Pulmonary cement embolism after augmentation of pedicle screws with bone cement

Published online: Apr 27 2010

Marc Röllinghoff, Jan Siewe, Peer Eysel, Karl-Stefan Delank

From the University of Cologne, Germany


The authors present the very rare complication of widespread pulmonary artery cement embolism after pedicle screw augmentation with bone cement for multilevel spine fusion. A 69-year-old woman with severe osteoporosis underwent a posterior T12S1fusion because of lumbar scoliosis. After two months the superior pedicle screws loosened, and a revision spondylodesis T8L1 was performed with bone cement augmentation of the pedicle screws. Although cement leakage was seen paravertebrally, the patient was asymptomatic and reported distinct pain relief, so that no further investigations were initiated.
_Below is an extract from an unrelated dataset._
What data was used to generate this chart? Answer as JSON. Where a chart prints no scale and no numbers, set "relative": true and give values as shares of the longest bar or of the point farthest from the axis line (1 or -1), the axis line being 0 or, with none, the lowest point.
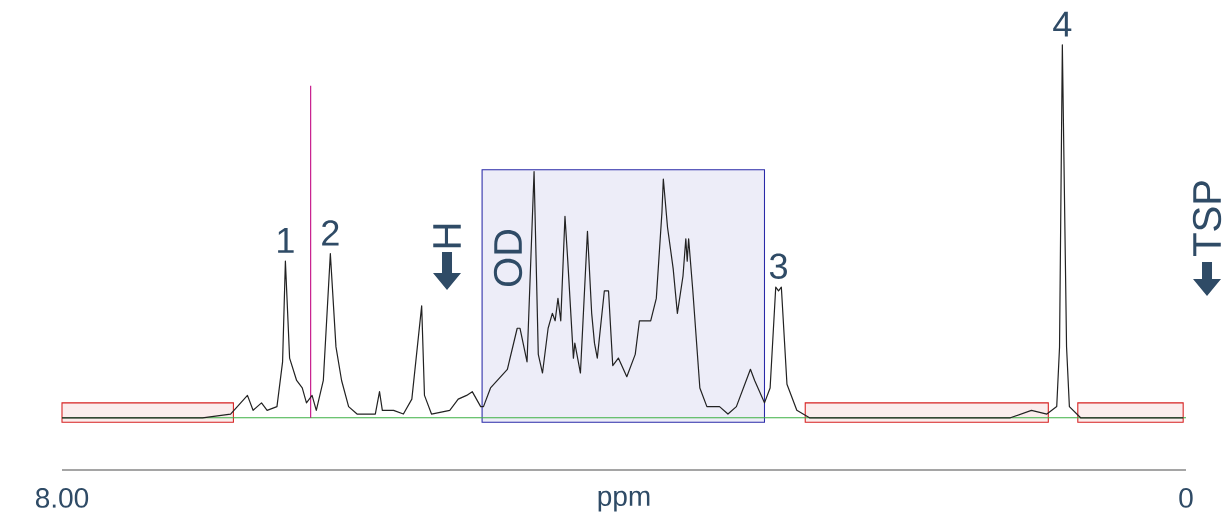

Three months later, instability was identified in the adjacent superior segment. A CT-scan of the chest now revealed multiple pulmonary cement embolisms. Corpectomy T7 and extension spondylodesis T6T9 with an anterior single rod were performed. The pulmonary embolisms remained clinically silent and lung function was normal 18 months after surgery. The risk for cement embolism after pedicle screw augmentation has been established at 1/119 or 0.8%. After vertebroplasty and kyphoplasty it ranges from 3 to 23%. The existing literature offers no clear strategy for prevention or treatment of pulmonary cement embolism. The authors feel, as far as prevention is concerned, that creating a cavity by means of balloon distention before pedicle screw augmentation allows to inject the cement under lower pressure, so that the incidence of cement embolism might be reduced. Treatment options include, besides surgical removal in symptomatic embolism, heparin or warfarin treatment for 3 to 6 months.